No prologo da edição espanhola -que era a que tinha mais à mão para ler- encontro estas palavras que não resisto a copiar: “Imagino Natalia Ginzburg imaginando a atmosfera de Todos os nossos ontens. Como uma casa de bonecas – aquela pequena construção, dividida em duas, que imita a vida real em pequena escala. Como é simples a prosa de Natalia Ginzburg, como se com nossas palavras – as da conversa, as do segredo – ela entrelaçara as suas histórias. Quão complexo, ao mesmo tempo, é quando se trata de entrelaçar vários romances diferentes – o emocional, o social – no mesmo romance. O importante acontece neste romance do mesmo modo que a vida: de repente. Nenhum alarme soa e avisa o leitor quando uma morte quebra ou destrói sua vida”.

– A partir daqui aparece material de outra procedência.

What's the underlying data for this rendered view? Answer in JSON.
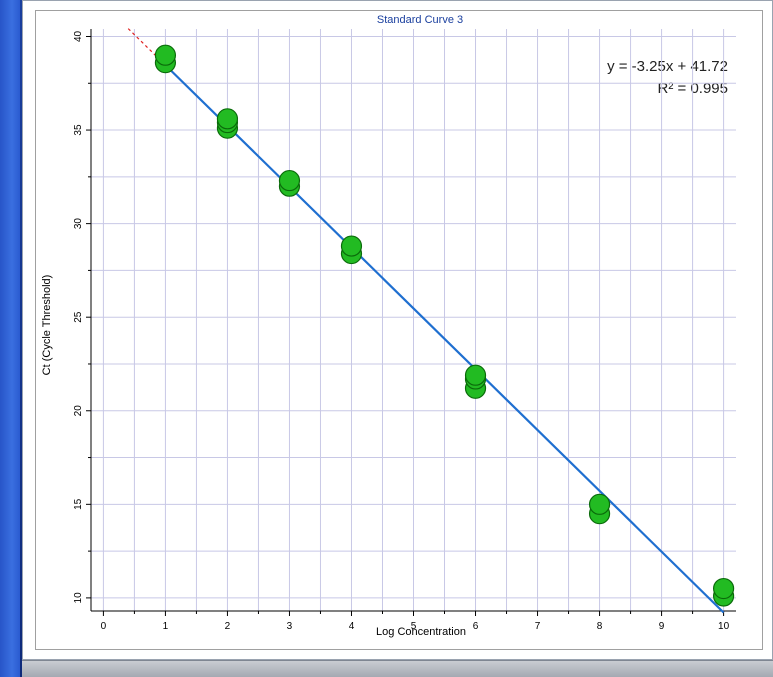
{
  "chart_data": {
    "type": "scatter",
    "title": "Standard Curve 3",
    "xlabel": "Log Concentration",
    "ylabel": "Ct (Cycle Threshold)",
    "xlim": [
      -0.2,
      10.2
    ],
    "ylim": [
      9.3,
      40.4
    ],
    "xticks": [
      "0",
      "1",
      "2",
      "3",
      "4",
      "5",
      "6",
      "7",
      "8",
      "9",
      "10"
    ],
    "yticks": [
      "10",
      "15",
      "20",
      "25",
      "30",
      "35",
      "40"
    ],
    "grid": true,
    "equation": "y = -3.25x + 41.72",
    "r_squared": "R² = 0.995",
    "fit": {
      "slope": -3.25,
      "intercept": 41.72,
      "x_range": [
        1,
        10
      ],
      "extrapolate_from": 0.4
    },
    "points": [
      {
        "x": 1,
        "y": 38.6
      },
      {
        "x": 1,
        "y": 39.0
      },
      {
        "x": 2,
        "y": 35.1
      },
      {
        "x": 2,
        "y": 35.4
      },
      {
        "x": 2,
        "y": 35.6
      },
      {
        "x": 3,
        "y": 32.0
      },
      {
        "x": 3,
        "y": 32.3
      },
      {
        "x": 4,
        "y": 28.4
      },
      {
        "x": 4,
        "y": 28.8
      },
      {
        "x": 6,
        "y": 21.2
      },
      {
        "x": 6,
        "y": 21.7
      },
      {
        "x": 6,
        "y": 21.9
      },
      {
        "x": 8,
        "y": 14.5
      },
      {
        "x": 8,
        "y": 15.0
      },
      {
        "x": 10,
        "y": 10.1
      },
      {
        "x": 10,
        "y": 10.5
      }
    ],
    "colors": {
      "points": "#22bb22",
      "point_edge": "#0a6b0a",
      "fit_line": "#1f6fd0",
      "extrapolation": "#e02020",
      "grid": "#c8c8e6"
    }
  }
}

Com naturalidade, em família, vai apresentado as personagens, delineando-as, com perfis que parecem sair do papel. O pai de família, uma figura singular: “Havia deixado a advocacia para escrever o livro; vinha desempenhando essa tarefa há muitos anos.  O título era: E nada além da verdade e estava cheio de opiniões inflamadas sobre o fascismo e o rei. Ele ria e esfregava as mãos ao pensar que o rei e Mussolini viviam alheios ao fato de que, numa pequena cidade da Itália, um homem escrevia páginas inflamadas sobre eles (…) O pai não tinha amigos. Às vezes andava pela cidade, com um ar maldoso e desdenhoso, e sentava-se num dos cafés do centro para ver as pessoas passarem, para que aqueles velhos conhecidos de outros tempos pudessem vê-lo, para que pudessem ver que ele ainda estava vivo porque pensava que isso os deixaria com raiva. Depois de comer dizia a um filho : ‘Giustino, vai comprar-me o jornal; faça algo útil, já que você não é divertido’.  Ficava bom e doce quando estava triste, mas quando a tristeza passou, ele parou de dizer coisas boas”.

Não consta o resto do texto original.